The "phone/wallet/keys" of loops being: Clear trigger. Specific outcome. Checkable exit condition.

The cobra effect of code

There's a cautionary tale set in colonial India about a government worried about the cobra population in Delhi, so they offer a bounty for every dead cobra. It works for a while, bunch of snakes get killed, then locals start breeding cobras to claim the bounty. When the government catches on and cancels the programme, the breeders release their now-worthless snakes into the wild, resulting in the cobra population exploding.

This is Goodhart's Law: when a measure becomes a target, it ceases to be a good measure.

Let's think about that in the context of the AI software factory. Tell a loop to "reduce the number of open issues" and it could systematically close every ticket as "Won't Fix." The exit condition - zero open issues - is met. The goal - a healthy, triaged codebase - is subjective.

A non-deterministic system running unattended is a system periodically making mistakes.

Goal drift. The loop produces technically correct output that drifted from what you actually wanted. It passed the test it wrote, but it didn't build the thing you meant. Imagine you asked a loop to "improve the onboarding flow and reduce drop-off" - so it removes the steps where drop-off happens.

Comprehension debt. The faster a loop ships code you didn't write, the wider the gap between what's in your repo and what you actually understand. The longer it drifts, the more technical debt and cognitive load accrued.

The nature of the bugs is changing. Increasingly, they're failures of intent. At the companies pushing hardest on AI software development lifecycle, the engineer's job has already shifted from writing code to either attempting to control the firehose, or review and course correct the damage.

So the thing to focus on with loops is verification design. What does the exit condition actually prove? Is the checker checking the right thing? Can you read what got shipped and understand it?

This is the worst it will ever be

Is the line I keep in my head whenever I catch myself looking at a new AI trend with scepticism. It's what stops me dismissing it and makes me try the thing instead.

I will say - the loudest voices on loop engineering all work at frontier labs with zero concern for token spend and certainly no weekly usage limits to worry about. When I started writing this article, I was about to argue that goal-driven agents were still slightly out of reach for the everyday business.

But thinking about it - we've been running loops at Hypership for months. Our internal agent runs on Hermes, and it's been handling a chunk of our business operations since our first week.

It scans our website every week for search engine optimisation, generative engine optimisation, and answer engine optimisation recommendations, then automatically adjusts the content of our websites to see how it impacts our Google Search Console rankings - which it also has access to.

It monitors the latest news and trends in AI and sends us weekly digests.
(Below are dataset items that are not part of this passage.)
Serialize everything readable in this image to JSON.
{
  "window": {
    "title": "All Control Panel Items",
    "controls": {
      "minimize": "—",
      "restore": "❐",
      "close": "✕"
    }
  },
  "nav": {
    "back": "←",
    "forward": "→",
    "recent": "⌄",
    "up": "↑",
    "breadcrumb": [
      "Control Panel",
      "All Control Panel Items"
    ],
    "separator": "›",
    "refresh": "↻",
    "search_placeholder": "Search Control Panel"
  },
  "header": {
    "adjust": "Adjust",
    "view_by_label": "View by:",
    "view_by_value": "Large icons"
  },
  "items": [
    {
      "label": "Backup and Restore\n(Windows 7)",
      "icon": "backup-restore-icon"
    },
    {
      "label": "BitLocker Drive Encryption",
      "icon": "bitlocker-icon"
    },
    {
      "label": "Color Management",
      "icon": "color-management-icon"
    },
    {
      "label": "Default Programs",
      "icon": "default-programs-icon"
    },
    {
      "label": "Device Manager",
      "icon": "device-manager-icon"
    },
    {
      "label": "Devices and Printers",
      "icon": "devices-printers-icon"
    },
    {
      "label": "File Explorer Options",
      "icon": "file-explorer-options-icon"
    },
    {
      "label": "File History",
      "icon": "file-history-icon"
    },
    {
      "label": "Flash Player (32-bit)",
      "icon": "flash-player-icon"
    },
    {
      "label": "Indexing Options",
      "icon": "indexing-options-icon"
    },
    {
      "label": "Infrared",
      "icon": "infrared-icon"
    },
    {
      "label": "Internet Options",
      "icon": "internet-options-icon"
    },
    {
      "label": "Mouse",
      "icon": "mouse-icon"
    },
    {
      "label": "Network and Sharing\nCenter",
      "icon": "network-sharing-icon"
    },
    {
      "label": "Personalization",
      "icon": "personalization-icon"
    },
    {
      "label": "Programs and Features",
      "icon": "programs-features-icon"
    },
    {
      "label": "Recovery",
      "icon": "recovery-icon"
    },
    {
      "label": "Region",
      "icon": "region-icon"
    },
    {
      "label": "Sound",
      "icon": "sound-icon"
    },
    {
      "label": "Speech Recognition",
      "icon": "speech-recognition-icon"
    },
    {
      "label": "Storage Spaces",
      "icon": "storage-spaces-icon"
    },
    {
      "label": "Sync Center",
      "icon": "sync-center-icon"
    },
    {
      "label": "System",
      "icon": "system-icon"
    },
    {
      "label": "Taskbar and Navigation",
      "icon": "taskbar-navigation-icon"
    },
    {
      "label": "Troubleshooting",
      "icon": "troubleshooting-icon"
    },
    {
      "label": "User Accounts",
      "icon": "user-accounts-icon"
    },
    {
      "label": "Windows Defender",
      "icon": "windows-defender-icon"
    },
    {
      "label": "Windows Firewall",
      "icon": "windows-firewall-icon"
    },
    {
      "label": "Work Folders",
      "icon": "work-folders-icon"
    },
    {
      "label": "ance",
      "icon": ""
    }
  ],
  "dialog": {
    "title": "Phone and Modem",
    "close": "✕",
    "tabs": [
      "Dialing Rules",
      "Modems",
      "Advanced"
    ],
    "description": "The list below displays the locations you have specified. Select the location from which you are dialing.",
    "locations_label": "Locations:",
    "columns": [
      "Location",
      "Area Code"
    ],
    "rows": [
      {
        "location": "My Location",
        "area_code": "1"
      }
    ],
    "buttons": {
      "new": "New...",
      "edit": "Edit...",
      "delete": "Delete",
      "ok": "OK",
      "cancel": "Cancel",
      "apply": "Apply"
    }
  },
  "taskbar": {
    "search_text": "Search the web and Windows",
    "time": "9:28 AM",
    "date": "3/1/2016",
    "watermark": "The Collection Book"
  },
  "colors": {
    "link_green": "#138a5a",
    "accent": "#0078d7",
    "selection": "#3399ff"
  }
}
It has access to all of our GitHub repositories, and we can message it from our phones - or it can message us - any time we need to do something on the move.

It's connected to our pipeline, and will remind us when we have outstanding actions or should pick back up on a conversation.

None of that required a frontier lab budget or a team of engineers. It required being clear about the goal, building the exit condition, and letting the thing run on a schedule.

On the other hand - I've built my own versions of an AI software factory, tried products like Factory, and I currently don't believe the models or harnesses are good enough to stop paying attention to the software they're producing. Eventually they will be. But today I'm still code reviewing everything that ships - after the agents have done their own initial review.

The promise of the software factory - fleets of agents working while we sleep - is one to keep an eye on. The models will get better, the harnesses will get smarter and eventually it will seem like AI is getting better not at coding, but at caring what the code is for. Today, that's on you.